In vista del referendum sulle trivellazioni del prossimo 17 aprile abbiamo intervistato l’ingegner Gian Vittorio Battilà

“L'Italia non può prescindere da fonti energetiche fossili"PORTO SANT’ELPIDIO – “Andiamo a votare per decidere del destino di impianti che ci sono già, i nuovi sarebbero vietati in ogni caso”. L’ingegner Gian Vittorio Battilà, in vista del referendum sulle trivellazioni del prossimo 17 aprile, si pronuncia in merito al caldissimo tema, ripercorrendo la strada delle leggi vigenti e delle prospettive che potrebbero avere origine dall’esito delle votazioni.
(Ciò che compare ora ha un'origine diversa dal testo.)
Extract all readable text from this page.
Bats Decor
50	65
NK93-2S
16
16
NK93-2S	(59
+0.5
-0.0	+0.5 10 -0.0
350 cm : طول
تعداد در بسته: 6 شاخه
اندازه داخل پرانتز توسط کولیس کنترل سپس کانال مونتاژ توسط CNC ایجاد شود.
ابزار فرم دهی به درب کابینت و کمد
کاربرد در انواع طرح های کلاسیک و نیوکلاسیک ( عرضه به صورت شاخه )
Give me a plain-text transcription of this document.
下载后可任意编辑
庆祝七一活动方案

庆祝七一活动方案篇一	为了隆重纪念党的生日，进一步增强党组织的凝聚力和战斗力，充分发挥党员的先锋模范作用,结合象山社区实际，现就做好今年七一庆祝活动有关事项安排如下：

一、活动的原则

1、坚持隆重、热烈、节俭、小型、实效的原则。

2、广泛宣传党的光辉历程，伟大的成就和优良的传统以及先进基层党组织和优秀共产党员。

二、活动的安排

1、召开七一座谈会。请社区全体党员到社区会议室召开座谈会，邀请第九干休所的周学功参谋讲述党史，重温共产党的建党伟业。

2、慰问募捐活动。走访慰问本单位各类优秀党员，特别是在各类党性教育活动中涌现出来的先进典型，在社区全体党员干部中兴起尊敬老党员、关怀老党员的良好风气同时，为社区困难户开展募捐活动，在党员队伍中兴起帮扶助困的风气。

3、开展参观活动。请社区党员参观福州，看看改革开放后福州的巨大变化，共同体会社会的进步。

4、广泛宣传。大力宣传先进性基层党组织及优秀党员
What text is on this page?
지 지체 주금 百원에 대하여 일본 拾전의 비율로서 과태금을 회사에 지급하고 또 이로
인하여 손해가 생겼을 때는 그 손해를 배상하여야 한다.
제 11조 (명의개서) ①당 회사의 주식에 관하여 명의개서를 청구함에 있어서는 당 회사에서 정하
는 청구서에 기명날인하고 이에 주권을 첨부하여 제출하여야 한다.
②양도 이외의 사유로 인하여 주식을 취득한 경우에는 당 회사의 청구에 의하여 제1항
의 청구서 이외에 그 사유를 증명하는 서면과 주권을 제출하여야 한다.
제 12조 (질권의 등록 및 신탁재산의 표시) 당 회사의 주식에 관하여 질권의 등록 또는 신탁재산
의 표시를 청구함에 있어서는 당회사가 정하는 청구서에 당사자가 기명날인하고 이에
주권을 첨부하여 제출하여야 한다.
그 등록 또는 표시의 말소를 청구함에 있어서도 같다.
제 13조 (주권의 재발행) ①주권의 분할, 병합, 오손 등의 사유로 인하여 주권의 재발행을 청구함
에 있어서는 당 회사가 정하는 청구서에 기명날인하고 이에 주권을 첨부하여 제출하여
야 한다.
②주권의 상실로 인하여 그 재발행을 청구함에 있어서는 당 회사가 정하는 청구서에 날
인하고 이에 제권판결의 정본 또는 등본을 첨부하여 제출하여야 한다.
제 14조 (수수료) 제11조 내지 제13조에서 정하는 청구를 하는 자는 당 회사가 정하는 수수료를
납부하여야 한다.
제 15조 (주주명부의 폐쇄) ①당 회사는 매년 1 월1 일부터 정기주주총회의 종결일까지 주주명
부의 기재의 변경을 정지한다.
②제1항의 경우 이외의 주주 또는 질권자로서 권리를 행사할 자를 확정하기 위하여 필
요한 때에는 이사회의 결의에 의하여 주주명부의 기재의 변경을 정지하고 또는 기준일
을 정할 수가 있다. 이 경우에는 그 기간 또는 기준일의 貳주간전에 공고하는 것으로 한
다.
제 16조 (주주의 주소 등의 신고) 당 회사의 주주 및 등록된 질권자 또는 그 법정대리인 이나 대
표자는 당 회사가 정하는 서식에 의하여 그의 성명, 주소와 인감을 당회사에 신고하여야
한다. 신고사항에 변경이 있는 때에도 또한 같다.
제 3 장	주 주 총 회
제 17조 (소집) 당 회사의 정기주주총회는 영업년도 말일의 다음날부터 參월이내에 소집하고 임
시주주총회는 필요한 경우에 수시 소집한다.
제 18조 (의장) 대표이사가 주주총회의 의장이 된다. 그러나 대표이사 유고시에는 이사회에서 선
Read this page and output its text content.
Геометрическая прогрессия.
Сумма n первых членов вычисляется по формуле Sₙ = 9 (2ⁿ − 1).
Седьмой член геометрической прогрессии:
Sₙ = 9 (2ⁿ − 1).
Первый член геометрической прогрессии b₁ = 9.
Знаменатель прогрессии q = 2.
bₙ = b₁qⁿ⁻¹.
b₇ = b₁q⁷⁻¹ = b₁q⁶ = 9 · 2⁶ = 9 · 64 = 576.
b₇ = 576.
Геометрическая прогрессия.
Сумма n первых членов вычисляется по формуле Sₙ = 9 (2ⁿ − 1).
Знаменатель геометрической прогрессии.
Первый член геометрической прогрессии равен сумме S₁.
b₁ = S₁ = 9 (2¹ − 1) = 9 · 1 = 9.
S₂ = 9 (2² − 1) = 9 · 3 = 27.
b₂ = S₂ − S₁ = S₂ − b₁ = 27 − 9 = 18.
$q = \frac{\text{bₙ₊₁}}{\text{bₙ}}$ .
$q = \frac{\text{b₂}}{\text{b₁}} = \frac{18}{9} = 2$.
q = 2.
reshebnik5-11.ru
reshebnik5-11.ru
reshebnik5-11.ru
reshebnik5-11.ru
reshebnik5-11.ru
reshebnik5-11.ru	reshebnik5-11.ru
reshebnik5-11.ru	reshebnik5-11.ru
“Per la prima volta nella storia della Repubblica – dice il libero professionista -, il prossimo 17 aprile gli elettori italiani saranno chiamati a votare a un referendum richiesto dalle regioni, invece che, come di solito avviene, tramite una raccolta di firme. Si tratta del cosiddetto “referendum No-Triv” : una consultazione per decidere se vietare il rinnovo delle concessioni estrattive di gas e petrolio per i giacimenti entro le 12 miglia dalla costa italiana. In tutto le assemblee di nove regioni hanno chiesto il referendum: Basilicata, Marche, Puglia, Sardegna, Veneto, Calabria, Liguria, Campania e Molise. Una raccolta di firme per presentare il referendum era fallita lo scorso inverno. L’esito del referendum sarà valido solo se andranno a votare il 50 per cento più uno degli aventi diritto al voto. Non si tratta di convincere nessuno né sul sì, né sul no; si tratta di ragionare su ciò che è in ballo, su un’Italia che non può prescindere dalle risorse energetiche fossili. Indubbiamente ogni italiano non va a decidere se fermare o meno le trivelle domattina, anche perché diverse concessioni vantano validità ventennale, bensì si chiede agli italiani se vogliono abrogare la parte di una legge che permette a chi ha ottenuto concessioni per estrarre gas o petrolio da piattaforme offshore entro 12 miglia dalla costa di rinnovare la concessione fino all’esaurimento del giacimento”.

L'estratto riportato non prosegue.